2. An exemption to the
conflict free case management requirement shall be granted if:
a. A participant requests the
exemption;
b. The participant's
case manager provides documentation of evidence to the department that there is
a lack of a qualified case manager within thirty (30) miles of the
participant's residence;
c. The
participant or participant's representative and case manager signs a completed
MAP 531 Conflict-Free Case Management Exemption; and
d. The participant, participant's
representative, or case manager uploads the completed MAP 531 Conflict-Free
Case Management Exemption into the MWMA.
3. If a case management service is approved
to be provided despite not being conflict free, the case management provider
shall document conflict of interest protections, separating case management and
service provision functions within the provider entity and demonstrate that the
participant is provided with a clear and accessible alternative dispute
resolution process.
4. An exemption
to the conflict free case management requirement shall be requested upon
reassessment or at least annually.
(c) A participant who receives HCB waiver
services shall transition to conflict free case management when the
participant's next level of care determination occurs.

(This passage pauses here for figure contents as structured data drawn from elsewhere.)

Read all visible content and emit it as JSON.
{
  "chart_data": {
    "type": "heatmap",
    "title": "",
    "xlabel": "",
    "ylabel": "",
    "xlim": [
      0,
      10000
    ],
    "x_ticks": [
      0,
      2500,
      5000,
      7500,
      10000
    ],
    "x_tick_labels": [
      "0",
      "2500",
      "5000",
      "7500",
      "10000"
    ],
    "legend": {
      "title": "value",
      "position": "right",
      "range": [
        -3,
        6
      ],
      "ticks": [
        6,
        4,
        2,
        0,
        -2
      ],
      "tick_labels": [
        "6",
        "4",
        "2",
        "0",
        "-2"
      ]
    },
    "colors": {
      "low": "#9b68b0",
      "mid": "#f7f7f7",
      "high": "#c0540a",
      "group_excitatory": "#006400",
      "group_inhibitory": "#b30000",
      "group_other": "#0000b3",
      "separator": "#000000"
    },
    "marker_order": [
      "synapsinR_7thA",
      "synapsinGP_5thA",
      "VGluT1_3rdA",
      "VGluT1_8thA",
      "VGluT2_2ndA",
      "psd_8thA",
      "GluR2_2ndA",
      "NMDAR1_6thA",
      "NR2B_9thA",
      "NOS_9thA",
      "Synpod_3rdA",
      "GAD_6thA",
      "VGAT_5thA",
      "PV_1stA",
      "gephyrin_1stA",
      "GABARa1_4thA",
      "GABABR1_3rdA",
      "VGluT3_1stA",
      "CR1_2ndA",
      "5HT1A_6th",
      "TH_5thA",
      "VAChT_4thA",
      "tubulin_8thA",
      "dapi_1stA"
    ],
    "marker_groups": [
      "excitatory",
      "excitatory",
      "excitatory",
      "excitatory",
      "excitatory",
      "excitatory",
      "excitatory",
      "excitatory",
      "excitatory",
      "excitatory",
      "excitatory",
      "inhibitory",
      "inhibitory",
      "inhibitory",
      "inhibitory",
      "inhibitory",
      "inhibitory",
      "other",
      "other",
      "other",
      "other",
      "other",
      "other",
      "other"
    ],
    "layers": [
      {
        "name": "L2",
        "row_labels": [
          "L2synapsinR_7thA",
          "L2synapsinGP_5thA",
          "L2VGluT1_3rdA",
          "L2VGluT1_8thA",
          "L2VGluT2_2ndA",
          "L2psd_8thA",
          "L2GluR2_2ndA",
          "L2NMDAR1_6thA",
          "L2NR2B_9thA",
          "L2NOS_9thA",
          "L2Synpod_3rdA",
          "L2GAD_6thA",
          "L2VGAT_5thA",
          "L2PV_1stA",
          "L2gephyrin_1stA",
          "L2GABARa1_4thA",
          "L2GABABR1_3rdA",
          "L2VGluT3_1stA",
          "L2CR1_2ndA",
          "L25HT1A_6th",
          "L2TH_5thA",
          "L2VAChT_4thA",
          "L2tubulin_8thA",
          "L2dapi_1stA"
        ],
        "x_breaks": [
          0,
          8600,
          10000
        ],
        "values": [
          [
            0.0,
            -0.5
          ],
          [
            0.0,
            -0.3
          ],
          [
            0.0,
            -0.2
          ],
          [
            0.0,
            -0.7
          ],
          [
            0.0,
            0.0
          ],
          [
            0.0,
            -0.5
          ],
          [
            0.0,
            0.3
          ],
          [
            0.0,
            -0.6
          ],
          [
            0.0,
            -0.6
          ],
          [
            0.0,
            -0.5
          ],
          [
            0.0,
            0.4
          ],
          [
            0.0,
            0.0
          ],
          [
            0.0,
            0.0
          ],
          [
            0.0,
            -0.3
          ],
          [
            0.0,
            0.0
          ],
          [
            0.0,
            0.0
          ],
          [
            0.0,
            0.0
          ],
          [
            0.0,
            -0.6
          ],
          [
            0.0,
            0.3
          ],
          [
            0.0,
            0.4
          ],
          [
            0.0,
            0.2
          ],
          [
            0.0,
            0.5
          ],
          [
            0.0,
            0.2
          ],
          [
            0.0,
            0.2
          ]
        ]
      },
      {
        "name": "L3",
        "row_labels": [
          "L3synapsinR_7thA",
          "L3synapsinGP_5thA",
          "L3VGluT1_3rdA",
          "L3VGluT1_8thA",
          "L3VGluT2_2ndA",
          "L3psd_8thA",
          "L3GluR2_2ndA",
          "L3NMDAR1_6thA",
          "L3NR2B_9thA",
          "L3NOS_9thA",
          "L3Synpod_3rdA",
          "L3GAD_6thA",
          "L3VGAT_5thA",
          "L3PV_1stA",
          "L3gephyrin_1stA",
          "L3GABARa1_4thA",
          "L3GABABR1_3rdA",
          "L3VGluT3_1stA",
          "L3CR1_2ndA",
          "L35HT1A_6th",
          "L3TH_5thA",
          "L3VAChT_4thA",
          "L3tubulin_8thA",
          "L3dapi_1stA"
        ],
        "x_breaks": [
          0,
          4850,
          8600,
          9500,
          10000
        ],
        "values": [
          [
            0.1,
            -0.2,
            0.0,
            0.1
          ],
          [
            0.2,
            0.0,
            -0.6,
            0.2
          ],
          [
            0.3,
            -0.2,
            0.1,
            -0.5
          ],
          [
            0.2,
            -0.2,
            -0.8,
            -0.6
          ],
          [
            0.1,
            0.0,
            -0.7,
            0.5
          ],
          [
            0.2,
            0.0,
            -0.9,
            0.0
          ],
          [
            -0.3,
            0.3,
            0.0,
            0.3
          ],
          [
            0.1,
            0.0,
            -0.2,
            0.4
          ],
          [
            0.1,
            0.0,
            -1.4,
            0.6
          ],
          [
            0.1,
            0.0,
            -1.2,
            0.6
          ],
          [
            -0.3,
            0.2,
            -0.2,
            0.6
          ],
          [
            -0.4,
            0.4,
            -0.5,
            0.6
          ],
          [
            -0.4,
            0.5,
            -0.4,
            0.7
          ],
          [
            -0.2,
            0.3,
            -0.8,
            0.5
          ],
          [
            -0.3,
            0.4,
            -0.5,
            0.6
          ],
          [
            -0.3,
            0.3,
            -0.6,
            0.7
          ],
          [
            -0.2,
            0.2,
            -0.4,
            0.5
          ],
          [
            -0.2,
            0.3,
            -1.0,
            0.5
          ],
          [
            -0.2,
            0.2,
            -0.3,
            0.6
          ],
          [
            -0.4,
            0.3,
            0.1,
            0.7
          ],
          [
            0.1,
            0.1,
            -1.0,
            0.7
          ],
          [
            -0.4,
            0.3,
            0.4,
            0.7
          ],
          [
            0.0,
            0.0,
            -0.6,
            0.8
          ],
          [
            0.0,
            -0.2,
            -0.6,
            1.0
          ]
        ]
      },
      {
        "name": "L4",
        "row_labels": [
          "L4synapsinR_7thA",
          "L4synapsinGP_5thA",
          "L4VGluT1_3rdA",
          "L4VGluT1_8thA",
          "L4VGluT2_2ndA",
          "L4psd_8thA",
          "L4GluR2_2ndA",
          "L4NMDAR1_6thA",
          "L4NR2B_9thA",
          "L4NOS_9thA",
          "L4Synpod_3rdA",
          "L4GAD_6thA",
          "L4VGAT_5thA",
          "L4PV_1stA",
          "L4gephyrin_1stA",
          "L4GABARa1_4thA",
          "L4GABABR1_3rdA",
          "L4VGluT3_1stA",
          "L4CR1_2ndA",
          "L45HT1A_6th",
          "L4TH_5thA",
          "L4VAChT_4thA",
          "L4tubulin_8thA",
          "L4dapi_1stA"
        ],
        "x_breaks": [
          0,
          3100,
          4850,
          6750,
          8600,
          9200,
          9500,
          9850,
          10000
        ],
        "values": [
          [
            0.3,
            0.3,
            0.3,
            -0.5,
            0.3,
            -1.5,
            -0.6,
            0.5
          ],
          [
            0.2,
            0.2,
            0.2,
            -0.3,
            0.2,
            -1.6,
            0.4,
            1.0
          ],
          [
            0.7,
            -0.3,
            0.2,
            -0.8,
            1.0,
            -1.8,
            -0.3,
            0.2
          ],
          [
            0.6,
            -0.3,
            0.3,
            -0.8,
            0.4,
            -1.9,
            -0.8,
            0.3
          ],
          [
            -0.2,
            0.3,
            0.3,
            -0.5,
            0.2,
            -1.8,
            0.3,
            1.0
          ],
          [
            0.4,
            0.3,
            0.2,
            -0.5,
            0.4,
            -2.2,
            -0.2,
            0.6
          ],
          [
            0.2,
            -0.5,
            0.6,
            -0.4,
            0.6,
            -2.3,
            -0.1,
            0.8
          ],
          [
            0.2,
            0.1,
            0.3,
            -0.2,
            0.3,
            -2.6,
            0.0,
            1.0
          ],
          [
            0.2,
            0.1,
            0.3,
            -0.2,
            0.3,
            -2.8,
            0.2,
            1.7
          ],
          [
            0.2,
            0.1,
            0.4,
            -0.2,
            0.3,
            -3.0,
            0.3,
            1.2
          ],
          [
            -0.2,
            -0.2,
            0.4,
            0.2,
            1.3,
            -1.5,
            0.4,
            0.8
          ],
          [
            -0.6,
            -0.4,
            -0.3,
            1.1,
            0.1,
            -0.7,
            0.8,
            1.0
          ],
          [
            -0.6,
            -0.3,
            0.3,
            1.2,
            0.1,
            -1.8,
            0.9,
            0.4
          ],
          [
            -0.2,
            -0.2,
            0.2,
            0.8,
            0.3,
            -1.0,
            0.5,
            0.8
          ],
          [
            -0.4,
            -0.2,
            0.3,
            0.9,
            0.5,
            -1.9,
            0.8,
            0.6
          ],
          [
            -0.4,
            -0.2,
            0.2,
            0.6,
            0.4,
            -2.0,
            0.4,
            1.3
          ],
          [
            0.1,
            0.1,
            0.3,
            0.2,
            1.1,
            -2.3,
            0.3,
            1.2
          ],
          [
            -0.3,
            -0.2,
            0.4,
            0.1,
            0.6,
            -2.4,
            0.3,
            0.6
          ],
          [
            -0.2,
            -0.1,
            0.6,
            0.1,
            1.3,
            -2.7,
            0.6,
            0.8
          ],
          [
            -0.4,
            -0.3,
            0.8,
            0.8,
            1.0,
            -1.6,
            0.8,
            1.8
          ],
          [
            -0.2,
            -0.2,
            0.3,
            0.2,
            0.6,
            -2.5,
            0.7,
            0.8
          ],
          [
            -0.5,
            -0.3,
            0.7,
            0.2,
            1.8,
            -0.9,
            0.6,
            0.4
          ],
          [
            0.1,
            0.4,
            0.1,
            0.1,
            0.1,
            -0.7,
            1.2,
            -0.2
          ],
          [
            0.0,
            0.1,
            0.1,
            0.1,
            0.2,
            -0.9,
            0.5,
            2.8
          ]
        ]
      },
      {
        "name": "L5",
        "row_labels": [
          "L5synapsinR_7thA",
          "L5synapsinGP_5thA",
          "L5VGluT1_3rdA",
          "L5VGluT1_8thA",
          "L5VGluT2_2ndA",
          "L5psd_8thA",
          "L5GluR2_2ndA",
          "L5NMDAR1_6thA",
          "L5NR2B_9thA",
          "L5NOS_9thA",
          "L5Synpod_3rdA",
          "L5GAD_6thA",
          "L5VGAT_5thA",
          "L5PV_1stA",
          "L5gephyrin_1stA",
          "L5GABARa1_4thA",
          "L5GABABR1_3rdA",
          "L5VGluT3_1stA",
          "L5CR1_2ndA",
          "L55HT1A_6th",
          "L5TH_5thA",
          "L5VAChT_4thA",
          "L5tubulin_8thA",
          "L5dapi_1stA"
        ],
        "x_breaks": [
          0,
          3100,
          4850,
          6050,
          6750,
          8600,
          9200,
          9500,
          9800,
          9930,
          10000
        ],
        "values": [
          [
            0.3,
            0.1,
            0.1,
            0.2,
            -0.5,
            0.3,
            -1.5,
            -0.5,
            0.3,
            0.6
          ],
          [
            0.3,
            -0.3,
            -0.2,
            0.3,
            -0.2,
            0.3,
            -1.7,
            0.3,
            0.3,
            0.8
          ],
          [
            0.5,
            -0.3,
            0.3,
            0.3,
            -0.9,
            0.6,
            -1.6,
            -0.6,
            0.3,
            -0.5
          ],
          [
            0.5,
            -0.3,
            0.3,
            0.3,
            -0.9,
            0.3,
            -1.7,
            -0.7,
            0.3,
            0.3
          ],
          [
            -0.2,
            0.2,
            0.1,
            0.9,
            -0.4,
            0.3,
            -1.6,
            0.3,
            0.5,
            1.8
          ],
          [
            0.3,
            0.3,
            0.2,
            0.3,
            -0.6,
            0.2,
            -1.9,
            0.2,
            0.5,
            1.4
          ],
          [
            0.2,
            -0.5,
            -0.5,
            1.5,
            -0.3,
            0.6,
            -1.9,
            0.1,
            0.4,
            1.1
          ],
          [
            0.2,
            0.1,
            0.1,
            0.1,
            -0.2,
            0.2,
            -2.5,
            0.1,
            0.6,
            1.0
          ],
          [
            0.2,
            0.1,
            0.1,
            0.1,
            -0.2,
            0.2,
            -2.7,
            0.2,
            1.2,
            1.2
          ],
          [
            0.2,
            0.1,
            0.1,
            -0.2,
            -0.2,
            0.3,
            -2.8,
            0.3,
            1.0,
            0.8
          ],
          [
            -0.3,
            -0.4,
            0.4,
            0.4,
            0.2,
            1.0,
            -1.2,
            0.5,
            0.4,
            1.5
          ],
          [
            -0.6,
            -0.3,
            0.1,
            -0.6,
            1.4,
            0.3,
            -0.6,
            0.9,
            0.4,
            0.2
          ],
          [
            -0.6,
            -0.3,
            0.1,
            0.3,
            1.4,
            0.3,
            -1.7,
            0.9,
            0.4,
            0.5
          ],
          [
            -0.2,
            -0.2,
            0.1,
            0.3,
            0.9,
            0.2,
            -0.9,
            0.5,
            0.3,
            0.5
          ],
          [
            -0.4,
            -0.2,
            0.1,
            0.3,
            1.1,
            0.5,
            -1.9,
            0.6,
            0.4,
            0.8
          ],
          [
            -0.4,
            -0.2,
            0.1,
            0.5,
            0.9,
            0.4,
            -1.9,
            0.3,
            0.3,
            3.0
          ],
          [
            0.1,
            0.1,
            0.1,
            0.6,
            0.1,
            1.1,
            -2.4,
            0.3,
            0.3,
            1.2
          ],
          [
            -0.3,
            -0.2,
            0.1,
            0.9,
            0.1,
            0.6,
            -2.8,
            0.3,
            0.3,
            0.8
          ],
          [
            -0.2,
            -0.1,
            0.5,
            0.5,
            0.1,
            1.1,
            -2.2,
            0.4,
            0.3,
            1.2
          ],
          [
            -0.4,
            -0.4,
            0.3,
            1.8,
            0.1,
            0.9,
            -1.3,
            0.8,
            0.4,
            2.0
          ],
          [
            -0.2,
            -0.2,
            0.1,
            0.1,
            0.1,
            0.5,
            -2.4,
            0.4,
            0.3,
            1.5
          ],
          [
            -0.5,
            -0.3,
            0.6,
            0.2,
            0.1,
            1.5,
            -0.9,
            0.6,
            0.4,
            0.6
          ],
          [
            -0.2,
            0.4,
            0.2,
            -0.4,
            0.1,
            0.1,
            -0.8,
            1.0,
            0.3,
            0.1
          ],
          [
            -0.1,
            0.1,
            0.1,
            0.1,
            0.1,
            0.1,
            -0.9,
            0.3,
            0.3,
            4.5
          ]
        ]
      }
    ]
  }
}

(d) During the transition to conflict free
case management, any case manager providing case management to a participant
shall educate the participant and members of the participant's person-centered
team of the conflict free case management requirement in order to prepare the
participant to decide, if necessary, to change the participant's:
1. Case manager; or
2. Provider of non-case management HCB waiver
services.
(e) If a
participant chooses a new case manager in order to comply with the conflict
free case management requirement, the new case manager and the participant's
assessment team shall be responsible for:
1.
Developing the material necessary for the participant's next level of care
determination;
2. Submitting the
material associated with the participant's next level of care determination to
the MWMA;
3. Developing the
participant's next person-centered service plan; and
4. Submitting the participant's next
person-centered service plan to the MWMA.
(6) Case management shall involve:
(a) A constant recognition of what is and is
not working regarding a participant; and
(b) Changing what is not working.
(7) A case manager shall:
(a) Arrange for a service but not provide a
service directly;
(b) Contact the
participant at least monthly by telephone or through a face-to-face visit with
a minimum of one (1) face-to-face visit between the case manager and the
participant:
1. Every other month in:
a. An adult day health care center;
or
b. The participant's residence;
and
2. At least three
(3) times a calendar year in the participant's residence;
(c) Ensure that services are provided in
accordance with the participant's person-centered service plan;
(d) Issue a participant corrective action
plan if:
1. The participant does not comply
with the person-centered service plan;
2. The participant, a family member of the
participant, an employee of the participant, the participant's guardian, or a
legal representative of the participant threatens, intimidates, or consistently
refuses services from any HCB waiver provider;
3. Imminent threat of harm to the
participant's health, safety, or welfare exists;
4. The participant, a family member of the
participant, an employee of the participant, the participant's guardian, or a
legal representative of the participant interferes with or denies the provision
of an assessment, case management, or service advisory; or
5. If the PDS provider does not comply with
the PDS provider requirements established in Section 6(1) of this
administrative regulation; and
(e) Issue a recommendation to the department
for termination from HCB waiver services or PDS if a participant corrective
action plan cannot be agreed upon or fulfilled by the participant,
participant's guardian, or participant's legal representative.